Das königlich-württembergische Steinsalzbergwerk Wilhelmsglück war das erste Steinsalzbergwerk Mitteleuropas und wurde 1824 nahe Schwäbisch Hall in Baden-Württemberg erschlossen. Der Name „Wilhelmsglück“ bezeichnet König Wilhelms I. große Freude bzw. Glück über die Entdeckung des Salzflözes.

Inhaltsverzeichnis

Chronik

Vorgeschichte

In Deutschland wurde Anfang des 19. Jahrhunderts Salz in sogenannten Salinen gewonnen, bei denen die aus natürlichen Quellen austretende Sole zu Speisesalz weiterverarbeitet wurde. Diese Methode war trotz hoher Unterhaltungskosten sehr effektiv, weshalb König Wilhelm I. immer wieder Bohrungen nach weiteren Solequellen anordnete. Als am 1. September 1815 nach erfolgreichen Bohrversuchen in Jagstfeld eine weitere zuverlässige Solequelle in Betrieb genommen wurde, war die Freude groß. Als jedoch ein halbes Jahr später in 142 m Tiefe die ersten Stücke von reinem Steinsalz zutage kamen, war die Freude noch viel größer und das Werk wurde ausgebaut. Zum Gedenken an seinen Vater nannte König Wilhelm das Werk „Friedrichshall“. Vom Erfolg in Jagstfeld angespornt und mit dem Ziel, in Deutschland Steinsalzlager bergfachmännisch abzubauen, wie bereits aus vorgeschichtlicher Zeit bekannt in Tirol und Polen, wurden in Baden-Württemberg weitere Bohrungen nach Steinsalzlagern vorgenommen. Wie sich dann im Mai 1819 ergab, waren diese auch bitter nötig gewesen, in Friedrichshall waren Wasserzuflüsse aufgetreten, die den bergfachmännischen Salzabbau erst einmal unmöglich machten.

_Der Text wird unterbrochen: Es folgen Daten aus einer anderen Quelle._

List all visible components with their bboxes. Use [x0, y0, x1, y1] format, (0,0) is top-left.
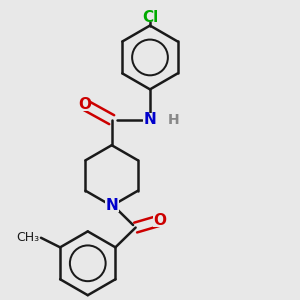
Bar — [153, 214, 166, 227]
Text: H: H — [168, 113, 180, 127]
Text: CH₃: CH₃ — [16, 231, 39, 244]
Text: O: O — [153, 213, 166, 228]
Bar — [143, 113, 157, 126]
Text: N: N — [144, 112, 156, 127]
Text: O: O — [78, 97, 91, 112]
Text: Cl: Cl — [142, 10, 158, 25]
Text: N: N — [105, 198, 118, 213]
Bar — [104, 200, 119, 212]
Bar — [78, 98, 91, 111]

Nach einigen erfolglosen Versuchen in und um Schwäbisch Hall wurden dann 1822 nahe Uttenhofen bei Schwäbisch Hall Bohrungen vorgenommen, welche sich alsbald als erfolgreich erwiesen, als man in ca. 100 m Tiefe ein Salzflöz von 6 m Dicke entdeckte. 1824 dann konnte das Werk in Betrieb genommen werden, König Wilhelm war glücklich, „Wilhelmsglück“ entstand.

Bergarbeit

Die Arbeit im Bergwerk war körperlich anstrengend, die Bergleute kamen täglich mit Sprengstoffen wie Salpeter in Berührung und sahen von ihrer Arbeit auch nicht besonders viel, die einzige Beleuchtung die sie hatten, war eine dürftige Öllampe, die sogenannte Grubenlampe, deren Unterhalt sie auch noch selbst finanzieren mussten, was sich bei einem Schichtlohn von 1,40 bis 1,60 Mark mit 10 bis 15 Pf pro Arbeiter beträchtlich auf den Geldbeutel auswirkte.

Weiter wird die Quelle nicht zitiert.